An achiote rub is the classic Yucatan way of marinating fish. I tasted this rub for the first time in Isla Mujeres in the early 1970s, when you could still live on the beach in a palapa and hammock, eat great seafood, and drink cold beers for a few dollars per day. The fishermen would rub fish with an achiote-citrus paste and grill them on the beach over fires made from coconut husks. When I worked at Chez Panisse in the late 1970s, I duplicated this rub from my taste memory for some of their famous garlic festivals. The light citrus flavors of the achiote paste are a beautiful contrast to the oily texture of the swordfish. If you don’t have swordfish, use another meaty ocean fish such as wahoo or mahi mahi.

Coctél De Mariscos

What Mexicans call a cóctel de mariscos is similar to what most Americans think of as a mixed seafood cocktail. Every port city of Mexico, even inland Mexico City, offers them (look for a sign advertising mariscos or shellfish). Mexico has some of the freshest seafood in the world, and definitely some of the spiciest. Look for stands where you can smell the ocean and see the seafood without a blanket of sauce so you can judge freshness by color and aroma.
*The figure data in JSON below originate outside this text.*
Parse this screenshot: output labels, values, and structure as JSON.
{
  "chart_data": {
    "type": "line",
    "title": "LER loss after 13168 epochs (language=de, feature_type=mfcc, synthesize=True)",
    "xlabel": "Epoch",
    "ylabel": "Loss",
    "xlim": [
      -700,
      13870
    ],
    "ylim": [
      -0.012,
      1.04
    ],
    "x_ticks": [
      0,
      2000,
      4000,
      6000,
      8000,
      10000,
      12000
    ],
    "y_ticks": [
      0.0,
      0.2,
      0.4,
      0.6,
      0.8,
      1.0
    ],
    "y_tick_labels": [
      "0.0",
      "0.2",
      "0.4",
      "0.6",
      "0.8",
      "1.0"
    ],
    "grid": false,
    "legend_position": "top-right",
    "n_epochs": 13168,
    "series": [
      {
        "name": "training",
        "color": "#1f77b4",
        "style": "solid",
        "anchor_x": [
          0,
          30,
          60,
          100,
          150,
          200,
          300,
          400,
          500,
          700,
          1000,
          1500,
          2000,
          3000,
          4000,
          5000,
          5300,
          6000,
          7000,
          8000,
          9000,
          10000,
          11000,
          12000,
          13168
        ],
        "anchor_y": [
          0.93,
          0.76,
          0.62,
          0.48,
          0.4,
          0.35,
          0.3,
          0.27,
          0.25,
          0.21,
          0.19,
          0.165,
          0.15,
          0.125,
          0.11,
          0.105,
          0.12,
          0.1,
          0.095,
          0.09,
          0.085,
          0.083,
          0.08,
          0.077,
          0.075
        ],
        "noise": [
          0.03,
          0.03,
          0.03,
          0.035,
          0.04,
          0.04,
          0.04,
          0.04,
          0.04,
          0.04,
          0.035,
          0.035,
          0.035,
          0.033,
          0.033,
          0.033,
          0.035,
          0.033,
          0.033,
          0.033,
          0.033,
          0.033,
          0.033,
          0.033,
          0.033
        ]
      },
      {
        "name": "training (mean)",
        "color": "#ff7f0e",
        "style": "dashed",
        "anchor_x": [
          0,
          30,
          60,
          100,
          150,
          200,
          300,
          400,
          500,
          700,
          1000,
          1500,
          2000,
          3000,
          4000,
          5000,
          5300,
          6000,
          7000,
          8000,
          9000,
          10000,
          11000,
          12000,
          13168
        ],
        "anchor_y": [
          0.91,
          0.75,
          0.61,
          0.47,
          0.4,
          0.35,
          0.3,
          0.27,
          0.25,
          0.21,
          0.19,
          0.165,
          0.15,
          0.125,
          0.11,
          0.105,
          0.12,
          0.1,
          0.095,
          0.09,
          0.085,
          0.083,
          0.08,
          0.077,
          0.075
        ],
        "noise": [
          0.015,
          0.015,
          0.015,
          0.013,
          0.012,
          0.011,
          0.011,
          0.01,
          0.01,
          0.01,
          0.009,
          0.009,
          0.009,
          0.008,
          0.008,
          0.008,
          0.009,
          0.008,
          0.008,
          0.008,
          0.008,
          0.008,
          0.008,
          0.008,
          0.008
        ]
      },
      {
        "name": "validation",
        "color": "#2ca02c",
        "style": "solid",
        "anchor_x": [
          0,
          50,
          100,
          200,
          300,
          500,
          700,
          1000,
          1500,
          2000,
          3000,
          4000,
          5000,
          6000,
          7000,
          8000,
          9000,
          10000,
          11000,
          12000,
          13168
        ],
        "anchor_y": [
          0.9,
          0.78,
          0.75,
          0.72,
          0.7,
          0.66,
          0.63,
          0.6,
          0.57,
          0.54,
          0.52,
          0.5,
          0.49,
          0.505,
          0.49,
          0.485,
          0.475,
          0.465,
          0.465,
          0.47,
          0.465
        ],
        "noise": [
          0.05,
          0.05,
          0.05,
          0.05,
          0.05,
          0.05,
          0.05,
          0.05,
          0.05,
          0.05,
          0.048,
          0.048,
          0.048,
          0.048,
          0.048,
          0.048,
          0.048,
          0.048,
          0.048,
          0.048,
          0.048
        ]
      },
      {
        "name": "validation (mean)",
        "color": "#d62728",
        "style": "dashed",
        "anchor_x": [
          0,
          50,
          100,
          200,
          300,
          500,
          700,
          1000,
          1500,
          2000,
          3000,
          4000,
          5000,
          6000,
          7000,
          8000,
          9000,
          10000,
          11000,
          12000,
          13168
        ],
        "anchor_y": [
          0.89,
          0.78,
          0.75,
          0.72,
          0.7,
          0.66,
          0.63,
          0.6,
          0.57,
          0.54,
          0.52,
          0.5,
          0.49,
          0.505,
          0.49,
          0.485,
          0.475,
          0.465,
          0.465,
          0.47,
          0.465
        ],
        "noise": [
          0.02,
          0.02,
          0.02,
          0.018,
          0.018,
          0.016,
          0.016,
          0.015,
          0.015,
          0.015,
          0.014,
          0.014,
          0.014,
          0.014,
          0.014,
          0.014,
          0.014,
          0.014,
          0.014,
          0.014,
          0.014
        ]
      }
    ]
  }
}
The classic accompaniment is crispy tortilla rounds—either chipotle or corn-flavored (usually found next to the tortilla chips in a Mexican market; saltine crackers are another option). You need the crunchy texture of the fried tortilla against the softer, juicier texture of the seafood—so this works great in a crispy taco shell as I’ve done here.

Dungeness Crab with Fennel

Mexico is blessed with one of the largest coastlines in the world, touching two oceans and two seas. Consequently, it has a very rich and diverse seafood culture. One of the centers for great seafood eating, including crab, is the Atlantic port Veracruz. Seafood vendors populate the market, their counters painted in the hottest tropical colors and the marinated catch of the day displayed in huge sundae glasses. Order mariscos of just one type or mix and match—the vendors compete with one another to make bigger cocktails in their own special way. When shopping for fennel, look for ones with tops intact; they add extra freshness to a recipe and a more complete fennel taste. If you cannot find fennel with tops, garnish with one teaspoon chopped fresh tarragon. For extra splash at a more formal party, slices of black truffles (if you want to splurge) or a few drops of truffle oil add elegance.